The within-group variances were assumed known. Observations were weighted by the inverse of the sampling variance [51].
An intercept-only model was created, estimating the weighted mean ES across all studies and treatment groups. Second, a basic model was created which only included the class of the group (treatment or control) as a predictor. A full model was then created with the following predictors: the class of the group (treatment or control), whether or not the groups were protein matched, training status (experienced or novice), blinding (DNA Damage inhibitor double, single, or none), gender (male, female, or mixed), age (young or old), body mass in kg, and the duration of the study in weeks. The
full model was then reduced by removing one VS-4718 purchase predictor at a time, starting with the most insignificant predictor [54]. The final model represented the reduced model with the lowest Akaike’s Information Corrected buy AUY-922 Criterion (AICC) [55] and that was not significantly different (P > 0.05) from the full model when compared using a likelihood ratio test (LRT). Model parameters were estimated by the method of restricted maximum likelihood (REML) [56]; an exception was during the model reduction process, in which parameters were estimated by the method of maximum likelihood (ML), as LRTs cannot be used to compare nested models with REML estimates.
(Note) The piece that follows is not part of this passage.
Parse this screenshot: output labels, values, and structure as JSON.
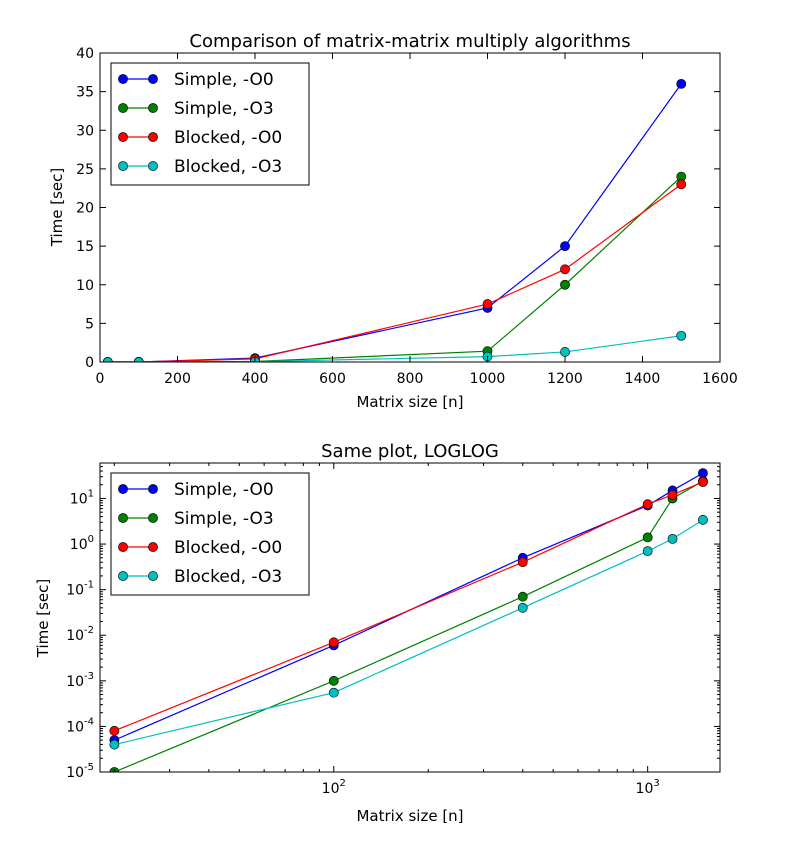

Denominator df for statistical tests and CIs were calculated according to Berkey et al. [57]. The treatment/control classification variable was not removed during the model reduction process. Separate analyses were performed for strength and hypertrophy. ESs for both changes in cross-sectional area (CSA) and FFM were pooled in the hypertrophy analysis. However, because resistance exercise is associated
with the accretion of non-muscle tissue, separate sub-analyses on CSA and FFM were performed. Because the effect of protein timing might interact with whether the treatment and control groups were matched for total protein intake, an additional model was created that included an interaction term between the treatment/control classification variable and the protein match variable. Also, because the effect of protein timing Phosphoglycerate kinase might vary by training experience, a model was created that included an interaction term between the treatment/control classification variable and the training status variable. Adjustment for post hoc multiple comparisons was performed using a simulation-based procedure [58]. All analyses were performed using SAS Enterprise Guide Version 4.2 (Cary, NC). Effects were considered significant at P ≤ 0.05. Data are reported as means (±SEs) and 95% CIs. Results Study characteristics The strength analysis comprised 478 subjects and 96 ESs, nested within 41 treatment or control groups and 20 studies.